GAZIANTEP, Turkey — Syria's hard-won truce began to fray Sunday, with Russian warplanes resuming airstrikes on towns and villages in the north and fresh reports of artillery fire across several front lines.

The violence came on only the second day of a planned two-week cessation of hostilities, dimming hopes that the calm that took hold Saturday will endure long enough to inject new impetus into a wider peace effort.

The Russian planes, based in northwestern Syria, struck six towns and villages in the provinces of Aleppo, Hama and Idlib early Sunday, according to monitoring and civil defense groups.

The strikes ended a 24-hour suspension announced by the Russian military Saturday to coincide with the launch of the truce. They also appeared to signal a return to attacks that preceded the effort to end the fighting, in which Russia has helped bolster the fortunes of President Bashar Assad, a longtime ally.

Russia's Defense Ministry offered no comment on the strikes, but it had warned Saturday that it reserved the right under the terms of the truce to continue hitting the Islamic State and the Nusra Front, terrorist groups that are battling the Assad regime. Russian warplanes have in the past repeatedly struck towns loyal to more moderate rebels, including those backed by the U.S., while claiming that they were targeting the Islamic State or the al-Qaida affiliated Nusra Front.

Despite the Russian strikes and although fire by both sides was reported on a number of front lines, the intensity of the fighting appeared to have eased significantly.

On Sunday morning, Russia's Defense Ministry said the truce appeared to be working.

“On the whole, the ceasefire regime in Syria is being implemented,” it said in a statement, according to Russian news agencies.

A cease-fire coordination center at the Russian air base of Khmeimim, in northwestern Syria's Latakia province, accused the rebels of committing nine truce violations in the first 24 hours, singling out an attack by the Islamic State on the Kurdish-held town of Tal Abyad in the northeast as the most serious.
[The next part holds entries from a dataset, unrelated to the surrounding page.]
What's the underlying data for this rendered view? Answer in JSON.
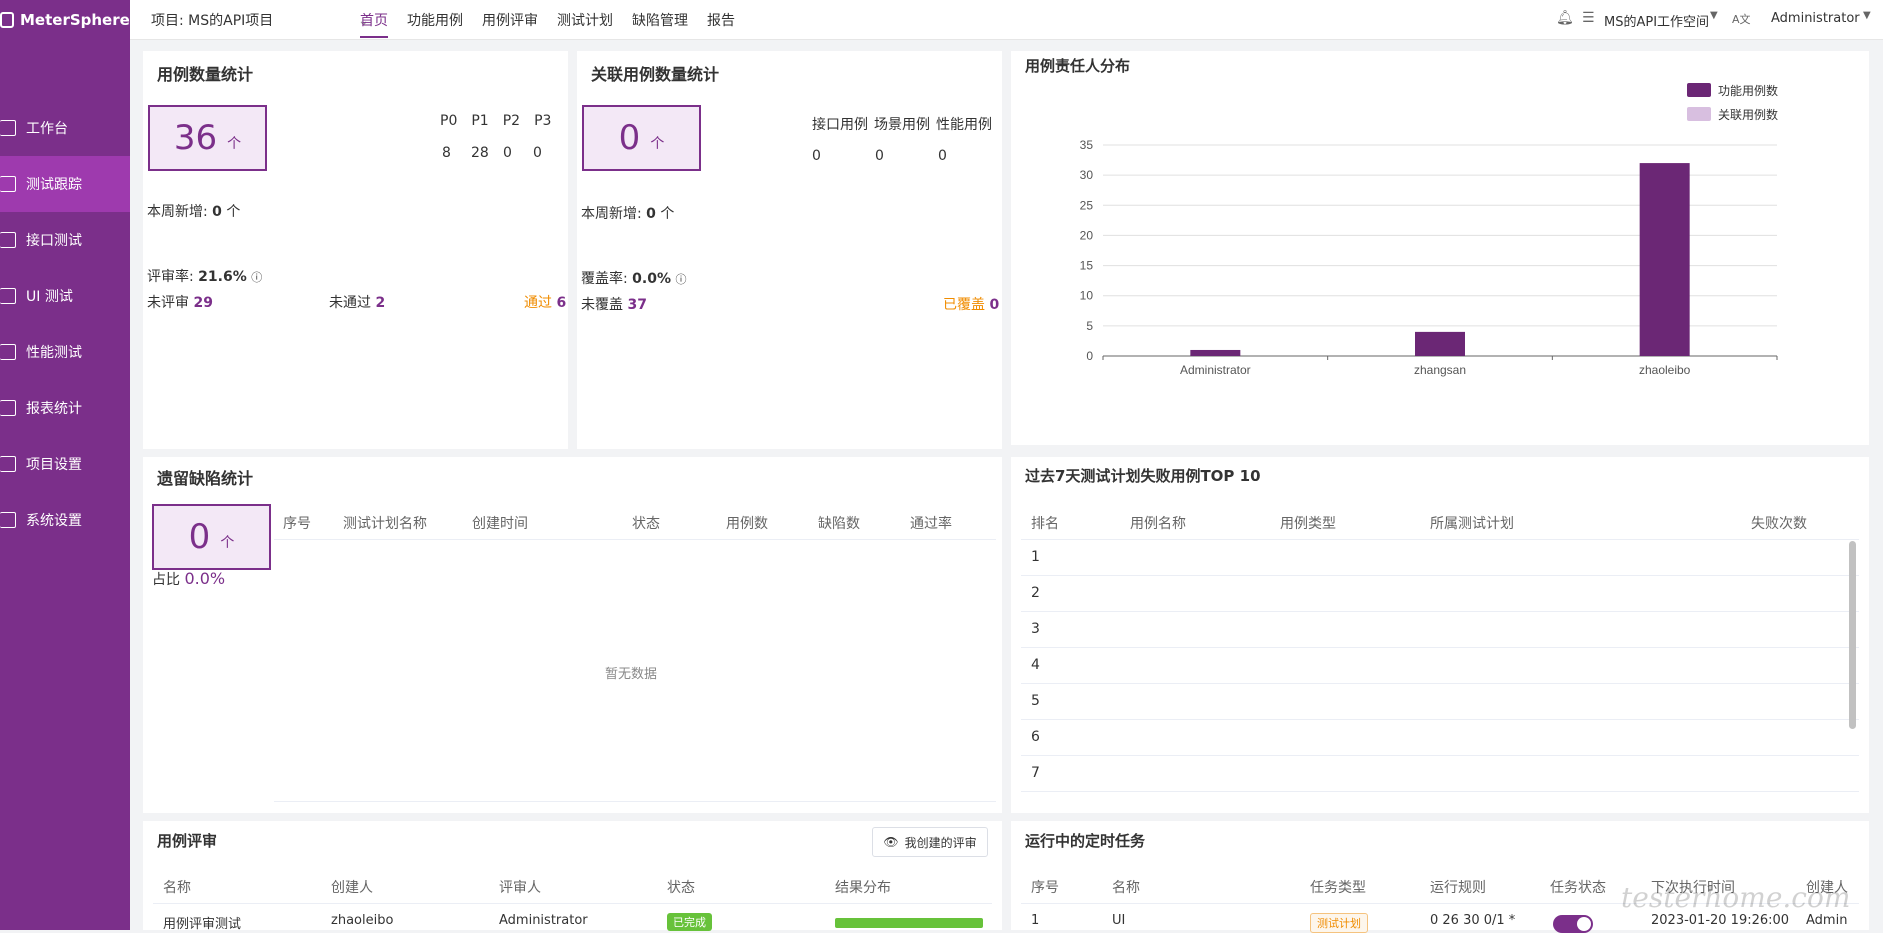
{
  "app": {
    "name": "MeterSphere"
  },
  "topbar": {
    "project": "项目: MS的API项目",
    "nav": [
      "首页",
      "功能用例",
      "用例评审",
      "测试计划",
      "缺陷管理",
      "报告"
    ],
    "workspace": "MS的API工作空间",
    "user": "Administrator"
  },
  "sidebar": {
    "items": [
      "工作台",
      "测试跟踪",
      "接口测试",
      "UI 测试",
      "性能测试",
      "报表统计",
      "项目设置",
      "系统设置"
    ]
  },
  "case_count": {
    "title": "用例数量统计",
    "total": "36",
    "unit": "个",
    "priorities": [
      "P0",
      "P1",
      "P2",
      "P3"
    ],
    "priority_values": [
      "8",
      "28",
      "0",
      "0"
    ],
    "week_new_label": "本周新增:",
    "week_new": "0",
    "review_rate_label": "评审率:",
    "review_rate": "21.6%",
    "not_reviewed_label": "未评审",
    "not_reviewed": "29",
    "not_passed_label": "未通过",
    "not_passed": "2",
    "passed_label": "通过",
    "passed": "6"
  },
  "related_count": {
    "title": "关联用例数量统计",
    "total": "0",
    "unit": "个",
    "types": [
      "接口用例",
      "场景用例",
      "性能用例"
    ],
    "type_values": [
      "0",
      "0",
      "0"
    ],
    "week_new_label": "本周新增:",
    "week_new": "0",
    "coverage_label": "覆盖率:",
    "coverage": "0.0%",
    "uncovered_label": "未覆盖",
    "uncovered": "37",
    "covered_label": "已覆盖",
    "covered": "0"
  },
  "owner_chart": {
    "title": "用例责任人分布"
  },
  "chart_data": {
    "type": "bar",
    "categories": [
      "Administrator",
      "zhangsan",
      "zhaoleibo"
    ],
    "series": [
      {
        "name": "功能用例数",
        "values": [
          1,
          4,
          32
        ],
        "color": "#6b2775"
      },
      {
        "name": "关联用例数",
        "values": [
          0,
          0,
          0
        ],
        "color": "#d8bfe0"
      }
    ],
    "yticks": [
      "0",
      "5",
      "10",
      "15",
      "20",
      "25",
      "30",
      "35"
    ],
    "ylim": [
      0,
      35
    ],
    "grid": true,
    "legend": "top-right"
  },
  "defects": {
    "title": "遗留缺陷统计",
    "total": "0",
    "unit": "个",
    "ratio_label": "占比",
    "ratio": "0.0%",
    "columns": [
      "序号",
      "测试计划名称",
      "创建时间",
      "状态",
      "用例数",
      "缺陷数",
      "通过率"
    ],
    "empty": "暂无数据"
  },
  "top10": {
    "title": "过去7天测试计划失败用例TOP 10",
    "columns": [
      "排名",
      "用例名称",
      "用例类型",
      "所属测试计划",
      "失败次数"
    ],
    "ranks": [
      "1",
      "2",
      "3",
      "4",
      "5",
      "6",
      "7"
    ]
  },
  "review": {
    "title": "用例评审",
    "my_button": "我创建的评审",
    "columns": [
      "名称",
      "创建人",
      "评审人",
      "状态",
      "结果分布"
    ],
    "row": {
      "name": "用例评审测试",
      "creator": "zhaoleibo",
      "reviewer": "Administrator",
      "status": "已完成"
    }
  },
  "schedule": {
    "title": "运行中的定时任务",
    "columns": [
      "序号",
      "名称",
      "任务类型",
      "运行规则",
      "任务状态",
      "下次执行时间",
      "创建人"
    ],
    "row": {
      "no": "1",
      "name": "UI",
      "type": "测试计划",
      "rule": "0 26 30 0/1 *",
      "next": "2023-01-20 19:26:00",
      "creator": "Admin"
    }
  },
  "watermark": "testerhome.com"
}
The head of the coordination center, Lt. Gen. Sergei Kurylenko, claimed in televised remarks that Turkey facilitated that attack and that the incursion was “supported by artillery fire from Turkish territory.” He said Russia had lodged a complaint with the U.S. cease-fire coordination center, based in the Jordanian capital, Amman.

Turkey denied the charge, according to military sources quoted by Turkish newspaper Hurriyet.

The Islamic State's incursion into Tal Abyad was the most serious by the militant group in northeastern Syria in more than eight months and was contained only after U.S. warplanes intervened. On Sunday, reports from Tal Abyad said militants were still holed up on the outskirts.